Carta aberta à Sociedade Brasileira e à Presidência da República e ao Congresso Nacional sobre a destruição do Cerrado pelo MATOPIBA

Primeiro Encontro Regional dos Povos e Comunidades do Cerrado aconteceu entre os dias 23 e 25 de novembro, no espaço de acolhida e formação Casa Dona Olinda, região de Araguaína, Tocantins. Cerca de 170 pessoas – do Maranhão, Tocantins, Piauí e Bahia – estiveram presentes. Confira a Carta Final do Encontro:

Nós, Camponeses(as), Agricultores(as) Familiares, Povos Indígenas, Quilombolas, Geraizeiros(as), Fundos e Fechos de Pasto, Pescadores(as), Quebradeiras de Coco e outros, reunidos(as) no I ENCONTRO REGIONAL DOS POVOS E COMUNIDADES DO CERRADO, em Araguaína – Tocantins, nos dias 23, 24 e 25 de novembro de 2015 , para debater sobre  “PDA MATOPIBA e as consequências para os Povos do Cerrado”, viemos INFORMAR e MANIFESTAR à Sociedade Brasileira, à Presidência da República e ao Congresso Nacional do Brasil:

– Que a política nacional de desenvolvimento agropecuário, através do Plano de Desenvolvimento Agropecuário do MATOPIBA (PDA-MATOPIBA), instituída através do Decreto nº 8447, nada mais é que a velha e contínua política desenvolvimentista do período militar e atual, maior promotora de violências, de degradação ambiental, trabalho escravo e desigualdades sociais e econômicas do campo brasileiro.

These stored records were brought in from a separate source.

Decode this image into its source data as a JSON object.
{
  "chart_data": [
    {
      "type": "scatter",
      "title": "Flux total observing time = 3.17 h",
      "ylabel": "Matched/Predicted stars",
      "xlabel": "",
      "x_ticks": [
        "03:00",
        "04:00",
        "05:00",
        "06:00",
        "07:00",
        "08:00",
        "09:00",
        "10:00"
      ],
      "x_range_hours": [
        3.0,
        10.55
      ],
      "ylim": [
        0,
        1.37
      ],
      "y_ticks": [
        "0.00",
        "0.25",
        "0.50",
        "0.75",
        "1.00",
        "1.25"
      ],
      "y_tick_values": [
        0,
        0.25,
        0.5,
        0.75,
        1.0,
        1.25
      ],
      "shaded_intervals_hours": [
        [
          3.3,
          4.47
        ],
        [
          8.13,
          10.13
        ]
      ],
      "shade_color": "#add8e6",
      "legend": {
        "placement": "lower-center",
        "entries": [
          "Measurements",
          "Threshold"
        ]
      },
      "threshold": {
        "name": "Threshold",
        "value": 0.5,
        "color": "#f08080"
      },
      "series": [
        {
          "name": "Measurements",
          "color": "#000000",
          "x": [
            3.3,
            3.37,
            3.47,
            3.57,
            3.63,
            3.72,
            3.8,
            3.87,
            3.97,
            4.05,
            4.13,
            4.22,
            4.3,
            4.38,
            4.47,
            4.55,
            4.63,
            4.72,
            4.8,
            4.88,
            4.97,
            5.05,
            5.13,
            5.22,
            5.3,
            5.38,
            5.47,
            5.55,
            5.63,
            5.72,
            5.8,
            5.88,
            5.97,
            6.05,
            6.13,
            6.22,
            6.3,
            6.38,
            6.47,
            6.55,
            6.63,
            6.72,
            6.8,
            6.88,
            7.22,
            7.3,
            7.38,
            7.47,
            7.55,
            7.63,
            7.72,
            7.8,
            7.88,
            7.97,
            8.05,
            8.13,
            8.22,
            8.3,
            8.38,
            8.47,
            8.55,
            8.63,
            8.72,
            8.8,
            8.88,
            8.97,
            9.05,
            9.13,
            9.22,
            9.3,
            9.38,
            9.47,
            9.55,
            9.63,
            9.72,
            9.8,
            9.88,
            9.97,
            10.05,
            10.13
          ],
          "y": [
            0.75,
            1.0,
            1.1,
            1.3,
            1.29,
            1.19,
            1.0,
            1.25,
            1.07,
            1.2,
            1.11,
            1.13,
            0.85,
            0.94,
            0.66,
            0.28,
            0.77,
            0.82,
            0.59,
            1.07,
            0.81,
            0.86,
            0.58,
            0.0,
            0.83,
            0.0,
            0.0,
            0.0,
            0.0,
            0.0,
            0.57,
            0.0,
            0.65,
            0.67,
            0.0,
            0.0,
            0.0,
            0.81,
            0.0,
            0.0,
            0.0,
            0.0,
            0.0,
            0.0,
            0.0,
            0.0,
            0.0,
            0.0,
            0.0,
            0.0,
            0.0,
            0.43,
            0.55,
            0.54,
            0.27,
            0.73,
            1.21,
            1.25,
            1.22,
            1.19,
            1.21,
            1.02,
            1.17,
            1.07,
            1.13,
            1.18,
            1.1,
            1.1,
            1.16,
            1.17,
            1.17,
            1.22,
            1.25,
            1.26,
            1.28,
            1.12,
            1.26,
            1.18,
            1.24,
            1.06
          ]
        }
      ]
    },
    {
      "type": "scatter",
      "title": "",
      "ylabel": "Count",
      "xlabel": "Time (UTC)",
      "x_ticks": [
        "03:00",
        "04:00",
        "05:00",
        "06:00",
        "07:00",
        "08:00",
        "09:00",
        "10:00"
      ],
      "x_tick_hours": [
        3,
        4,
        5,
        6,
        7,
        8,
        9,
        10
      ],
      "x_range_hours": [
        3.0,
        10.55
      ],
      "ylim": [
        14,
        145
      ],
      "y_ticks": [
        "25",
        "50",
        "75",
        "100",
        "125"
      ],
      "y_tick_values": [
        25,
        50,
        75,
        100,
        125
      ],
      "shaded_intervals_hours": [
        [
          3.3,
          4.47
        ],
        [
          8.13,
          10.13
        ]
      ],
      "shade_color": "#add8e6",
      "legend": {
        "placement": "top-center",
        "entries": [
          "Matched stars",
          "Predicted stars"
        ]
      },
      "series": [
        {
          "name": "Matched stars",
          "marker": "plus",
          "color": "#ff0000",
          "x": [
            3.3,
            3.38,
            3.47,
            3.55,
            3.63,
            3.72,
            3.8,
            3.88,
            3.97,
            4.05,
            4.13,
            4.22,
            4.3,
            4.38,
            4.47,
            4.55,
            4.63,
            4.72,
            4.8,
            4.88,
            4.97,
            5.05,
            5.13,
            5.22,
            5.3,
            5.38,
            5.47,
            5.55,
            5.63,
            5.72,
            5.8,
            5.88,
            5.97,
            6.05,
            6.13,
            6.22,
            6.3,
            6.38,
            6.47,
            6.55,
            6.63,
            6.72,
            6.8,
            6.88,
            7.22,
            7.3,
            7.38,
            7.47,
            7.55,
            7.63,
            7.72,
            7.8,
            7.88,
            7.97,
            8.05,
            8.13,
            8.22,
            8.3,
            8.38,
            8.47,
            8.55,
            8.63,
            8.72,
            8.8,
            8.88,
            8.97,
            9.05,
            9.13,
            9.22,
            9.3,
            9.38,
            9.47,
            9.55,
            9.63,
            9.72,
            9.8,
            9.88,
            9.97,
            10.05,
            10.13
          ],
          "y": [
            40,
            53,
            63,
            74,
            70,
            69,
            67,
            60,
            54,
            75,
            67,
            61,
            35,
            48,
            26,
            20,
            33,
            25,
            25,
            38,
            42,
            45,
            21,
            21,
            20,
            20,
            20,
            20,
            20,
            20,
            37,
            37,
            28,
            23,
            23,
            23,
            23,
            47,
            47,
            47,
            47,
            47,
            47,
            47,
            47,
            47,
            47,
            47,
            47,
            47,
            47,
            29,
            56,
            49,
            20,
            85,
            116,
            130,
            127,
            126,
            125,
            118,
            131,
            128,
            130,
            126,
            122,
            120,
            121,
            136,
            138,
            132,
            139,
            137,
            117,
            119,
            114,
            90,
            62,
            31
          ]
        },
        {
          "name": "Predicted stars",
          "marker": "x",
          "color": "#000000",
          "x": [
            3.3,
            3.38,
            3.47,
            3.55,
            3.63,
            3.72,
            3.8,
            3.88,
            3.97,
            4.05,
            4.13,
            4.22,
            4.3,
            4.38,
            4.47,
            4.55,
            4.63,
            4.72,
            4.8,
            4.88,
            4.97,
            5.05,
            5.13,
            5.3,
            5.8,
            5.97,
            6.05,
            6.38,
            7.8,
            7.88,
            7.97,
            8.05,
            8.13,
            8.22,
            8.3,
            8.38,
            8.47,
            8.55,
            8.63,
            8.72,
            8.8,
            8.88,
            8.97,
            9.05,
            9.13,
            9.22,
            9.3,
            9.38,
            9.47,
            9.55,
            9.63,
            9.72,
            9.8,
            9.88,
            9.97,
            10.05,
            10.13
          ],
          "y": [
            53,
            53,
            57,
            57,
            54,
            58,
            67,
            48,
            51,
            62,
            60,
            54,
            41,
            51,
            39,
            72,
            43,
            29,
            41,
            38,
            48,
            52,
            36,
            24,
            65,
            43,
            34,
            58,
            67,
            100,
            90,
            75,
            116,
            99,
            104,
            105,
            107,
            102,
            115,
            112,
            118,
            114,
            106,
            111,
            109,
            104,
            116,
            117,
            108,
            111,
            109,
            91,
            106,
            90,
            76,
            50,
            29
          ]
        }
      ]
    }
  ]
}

– Que a delimitação territorial do MATOPIBA, abrangendo os estados do Maranhão, Tocantins, Piauí e Bahia, impactará, agressivamente, o bioma Cerrado, “berço das águas”, onde encontram-se os maiores aquíferos do planeta, as nascentes das três maiores bacias hidrográficas da América do Sul (Amazônica/Araguaia-Tocantins, São Francisco e Prata), e a mais rica biodiversidade brasileira.

– Que a desconsideração desta diversidade biológica, cultural e de povos, por parte dos sucessivos governos, das elites econômicas, políticas e até mesmo acadêmicas, autorizou que, nos últimos anos, estas áreas fossem griladas e ocupadas pela expansão de um modelo agrário/agrícola com base na monocultura devastadora implantada pelos latifúndios empresariais – o agronegócio.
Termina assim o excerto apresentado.